No, in a room full of cancer survivors, women I love and trust, and who understand better than any one else, I could barely voice those words I had already published. I’m still not quite sure whether I said them out loud when I was at the mic.
I am currently taking Susannah Conway’s “Blogging from the Heart” class, which is proving to be more magical that I could have ever dreamed. This class is also bringing me face to face with that line – “a trying to relearn how to dream after cancer blog.” She is asking me to dig deep, and think about the purpose of my blog. It is easy to spot the focus on gratitude and appreciation of everyday magic, but this blogging practice is also challenging me to stretch.
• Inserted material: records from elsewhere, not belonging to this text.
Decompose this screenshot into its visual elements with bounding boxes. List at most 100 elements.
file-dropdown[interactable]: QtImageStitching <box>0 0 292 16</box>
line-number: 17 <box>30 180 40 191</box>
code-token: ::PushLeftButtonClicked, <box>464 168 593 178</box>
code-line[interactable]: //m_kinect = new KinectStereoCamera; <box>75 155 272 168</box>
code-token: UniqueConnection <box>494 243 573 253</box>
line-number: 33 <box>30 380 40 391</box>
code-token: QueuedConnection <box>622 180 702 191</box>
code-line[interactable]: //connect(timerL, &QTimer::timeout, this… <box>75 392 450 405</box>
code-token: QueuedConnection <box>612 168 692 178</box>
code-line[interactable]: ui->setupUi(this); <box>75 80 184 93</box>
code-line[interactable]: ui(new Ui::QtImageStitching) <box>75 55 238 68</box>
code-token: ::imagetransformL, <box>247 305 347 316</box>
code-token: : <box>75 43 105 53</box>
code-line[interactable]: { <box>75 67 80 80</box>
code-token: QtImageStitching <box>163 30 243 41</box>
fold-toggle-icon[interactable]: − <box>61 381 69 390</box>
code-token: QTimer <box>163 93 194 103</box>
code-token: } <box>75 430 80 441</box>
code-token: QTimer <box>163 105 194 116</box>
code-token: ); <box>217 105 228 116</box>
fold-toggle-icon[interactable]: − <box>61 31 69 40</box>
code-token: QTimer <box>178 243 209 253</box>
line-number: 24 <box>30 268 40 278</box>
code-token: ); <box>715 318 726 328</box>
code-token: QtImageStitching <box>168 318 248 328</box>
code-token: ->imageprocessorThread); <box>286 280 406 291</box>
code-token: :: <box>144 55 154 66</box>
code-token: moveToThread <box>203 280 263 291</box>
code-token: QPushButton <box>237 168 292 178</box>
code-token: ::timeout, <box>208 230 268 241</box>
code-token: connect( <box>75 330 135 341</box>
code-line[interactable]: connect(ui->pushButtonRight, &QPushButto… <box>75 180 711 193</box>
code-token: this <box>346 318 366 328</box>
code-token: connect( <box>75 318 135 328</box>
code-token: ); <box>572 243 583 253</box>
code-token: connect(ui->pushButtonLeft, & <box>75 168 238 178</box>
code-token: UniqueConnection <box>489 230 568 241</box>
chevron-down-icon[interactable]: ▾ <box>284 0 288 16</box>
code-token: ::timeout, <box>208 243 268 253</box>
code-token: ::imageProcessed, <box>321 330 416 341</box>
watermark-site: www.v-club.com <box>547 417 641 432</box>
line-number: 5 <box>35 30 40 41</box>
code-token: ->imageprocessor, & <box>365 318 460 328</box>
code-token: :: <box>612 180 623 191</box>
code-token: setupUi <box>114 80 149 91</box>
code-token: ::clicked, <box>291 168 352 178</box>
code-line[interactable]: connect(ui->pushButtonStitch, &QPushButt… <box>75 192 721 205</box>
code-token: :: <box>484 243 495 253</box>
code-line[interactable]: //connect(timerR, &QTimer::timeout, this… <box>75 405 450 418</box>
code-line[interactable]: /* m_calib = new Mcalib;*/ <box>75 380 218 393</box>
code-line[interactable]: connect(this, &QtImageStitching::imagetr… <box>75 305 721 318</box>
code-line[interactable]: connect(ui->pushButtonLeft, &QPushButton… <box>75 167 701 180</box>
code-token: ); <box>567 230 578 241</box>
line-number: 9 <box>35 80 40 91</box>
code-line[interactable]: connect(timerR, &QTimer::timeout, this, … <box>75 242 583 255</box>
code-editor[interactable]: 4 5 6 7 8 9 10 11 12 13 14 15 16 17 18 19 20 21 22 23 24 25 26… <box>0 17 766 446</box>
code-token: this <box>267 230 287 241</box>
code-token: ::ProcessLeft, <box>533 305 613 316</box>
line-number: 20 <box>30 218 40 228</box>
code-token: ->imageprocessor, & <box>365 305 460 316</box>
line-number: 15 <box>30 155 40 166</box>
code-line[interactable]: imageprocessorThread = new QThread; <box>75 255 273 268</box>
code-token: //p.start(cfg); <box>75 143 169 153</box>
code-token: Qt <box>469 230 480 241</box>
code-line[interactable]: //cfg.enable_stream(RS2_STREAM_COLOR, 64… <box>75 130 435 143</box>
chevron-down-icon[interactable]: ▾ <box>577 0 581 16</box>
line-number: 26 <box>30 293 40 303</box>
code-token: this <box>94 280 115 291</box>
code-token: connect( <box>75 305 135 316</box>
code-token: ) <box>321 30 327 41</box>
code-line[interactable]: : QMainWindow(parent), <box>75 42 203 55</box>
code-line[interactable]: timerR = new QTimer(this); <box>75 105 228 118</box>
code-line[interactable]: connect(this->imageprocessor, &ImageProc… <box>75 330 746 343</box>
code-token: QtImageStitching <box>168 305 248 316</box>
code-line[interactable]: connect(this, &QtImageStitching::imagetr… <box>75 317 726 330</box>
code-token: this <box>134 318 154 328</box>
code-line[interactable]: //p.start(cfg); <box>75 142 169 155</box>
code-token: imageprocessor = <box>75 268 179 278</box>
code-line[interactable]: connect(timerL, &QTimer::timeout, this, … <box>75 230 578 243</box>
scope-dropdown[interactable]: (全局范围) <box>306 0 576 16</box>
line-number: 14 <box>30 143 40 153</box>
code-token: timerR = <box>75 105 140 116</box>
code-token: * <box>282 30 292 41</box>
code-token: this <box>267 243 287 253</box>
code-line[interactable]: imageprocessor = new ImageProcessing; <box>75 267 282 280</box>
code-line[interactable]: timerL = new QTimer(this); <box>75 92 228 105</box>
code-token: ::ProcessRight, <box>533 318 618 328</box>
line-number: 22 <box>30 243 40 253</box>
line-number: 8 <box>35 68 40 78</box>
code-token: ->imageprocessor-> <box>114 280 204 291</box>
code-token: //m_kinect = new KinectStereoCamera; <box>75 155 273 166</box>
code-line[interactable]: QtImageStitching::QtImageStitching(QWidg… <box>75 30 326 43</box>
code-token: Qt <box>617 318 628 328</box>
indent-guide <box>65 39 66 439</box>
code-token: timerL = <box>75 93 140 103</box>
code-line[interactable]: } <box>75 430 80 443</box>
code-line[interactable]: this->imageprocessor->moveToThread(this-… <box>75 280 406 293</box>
Just as a physical injury can leave the body bound up in a tight little ball of muscle, the emotional trauma can have a similar impact on the spirit. Yoga and stretching and movement will little by little improve the flexibility and range of the body, but it’s sometimes painful and frightening. It is work that exists entirely outside of the comfort zone. I’ve reached the point where I understand what I have been intuitively trying to do, yet simultaneously resisting – to improve the flexibility and range of my imagination, of my ability to re-dream my future.
The process is slow and difficult, but looking back I can see how I have gradualy expanded the time frame of my dreams. Since diagnosis, I’ve had trouble imagining my life more than a few weeks or months ahead. Now my dreams stretch as far as five years out. Some day soon, I’ll be able to imagine myself at my daughter’s high school graduation.